Friday, August 8, 2008

Herculean Olympic-Like Development Effort

Big news story of course is the Olympics, and you can't help but be aware of it with all marketing machines pumping out the juice for that spectacle. One must wonder if today's incursion of Russian and Georgian forces into a clash was merely coincidentally timed with the Olympic Ceremonies, where many foreign leaders are attending?

I also wonder how many governments queue up bad news and sleazy deals to await a big news story and then dump them on the wire, knowing the media's attention will be elsewhere. There are only so many minutes in a newscast,and a lot of them will be on Beijing.

Meanwhile, around our little research group office space, things are quiet. I'm picking away at my software project, made some first progress on defining a UI and now starting to craft the application. Nothing beats pencil and paper for drafting a UI. Well, perhaps a whiteboard, when many people are collaborating. But so much can happen without needing to articulate it into words when you craft something on paper with pencil. Scribbles get captured as meaningful things quickly... well, as long as you write it up quickly.

A thought as I craft a new business idea is always about my implementation role.
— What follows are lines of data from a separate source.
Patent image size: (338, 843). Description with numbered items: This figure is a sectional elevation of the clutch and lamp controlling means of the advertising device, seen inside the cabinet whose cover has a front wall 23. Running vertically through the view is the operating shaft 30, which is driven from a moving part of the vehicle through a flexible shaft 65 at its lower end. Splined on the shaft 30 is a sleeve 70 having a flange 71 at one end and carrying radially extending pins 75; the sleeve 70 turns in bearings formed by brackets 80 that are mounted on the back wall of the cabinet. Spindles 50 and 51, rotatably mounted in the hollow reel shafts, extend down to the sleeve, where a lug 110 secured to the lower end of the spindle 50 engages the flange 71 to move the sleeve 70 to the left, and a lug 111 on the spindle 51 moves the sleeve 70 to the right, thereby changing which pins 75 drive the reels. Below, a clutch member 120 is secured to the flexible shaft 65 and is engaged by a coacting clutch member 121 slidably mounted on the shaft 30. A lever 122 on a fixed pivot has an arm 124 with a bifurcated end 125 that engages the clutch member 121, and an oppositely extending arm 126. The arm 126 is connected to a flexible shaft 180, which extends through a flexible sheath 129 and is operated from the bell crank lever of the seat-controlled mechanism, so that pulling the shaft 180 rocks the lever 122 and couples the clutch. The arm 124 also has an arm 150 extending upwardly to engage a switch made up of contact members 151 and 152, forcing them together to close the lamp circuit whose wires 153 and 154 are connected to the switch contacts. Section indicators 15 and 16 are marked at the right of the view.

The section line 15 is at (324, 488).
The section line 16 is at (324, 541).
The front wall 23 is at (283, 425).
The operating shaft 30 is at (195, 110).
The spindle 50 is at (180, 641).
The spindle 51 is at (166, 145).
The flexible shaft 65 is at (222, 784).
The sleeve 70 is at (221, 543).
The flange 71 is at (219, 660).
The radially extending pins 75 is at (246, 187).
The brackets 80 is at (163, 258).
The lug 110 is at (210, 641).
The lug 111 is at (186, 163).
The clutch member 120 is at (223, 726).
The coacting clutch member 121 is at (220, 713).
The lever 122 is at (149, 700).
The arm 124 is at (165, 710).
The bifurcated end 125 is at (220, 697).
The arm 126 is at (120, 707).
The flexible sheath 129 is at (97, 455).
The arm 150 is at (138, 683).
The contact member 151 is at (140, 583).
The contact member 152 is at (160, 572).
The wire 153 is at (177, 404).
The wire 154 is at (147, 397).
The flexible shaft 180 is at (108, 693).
Seriously, I am not going to be the guy who writes all the code for this venture, but to capture my vision quickly I need to do it. You'd think the mere fact that I can do that would be a big value to me, as many people who lead organizations can't actually implement an idea. Sure I don't do it in my regular day job - and I wouldn't want to. But I don't know that my career of 20-some years has gone anywhere further because of it. Hard to know I suppose. I do know that I can have a much bigger impact directing 15 or 20 guys coding and building HW/SW stuff than I can just doing it all myself. The battle then becomes keeping people 'on vision' rather than roaming wildly based on personal interests. But you also have to balance that against valid better-path options that might arise from their expertise. Not easy to do, especially as every one of them will have an alternative path, whose failure may not come about until well after your going-in vision has been thoroughly trashed and diffused.

The benefit of experience, though is that if you've pushed back on such influences before, to see that your vision was in fact correct, it gives you good strength to stick-to-it in future go-arounds.

But then, doing it yourself, you're down in the weeds and wearing both hats is tough. Writing lots of notes can serve to remind you of where the forest starts and what is just random trees.

Researchinator wants to squeeze in a few more minutes of coding before lunch.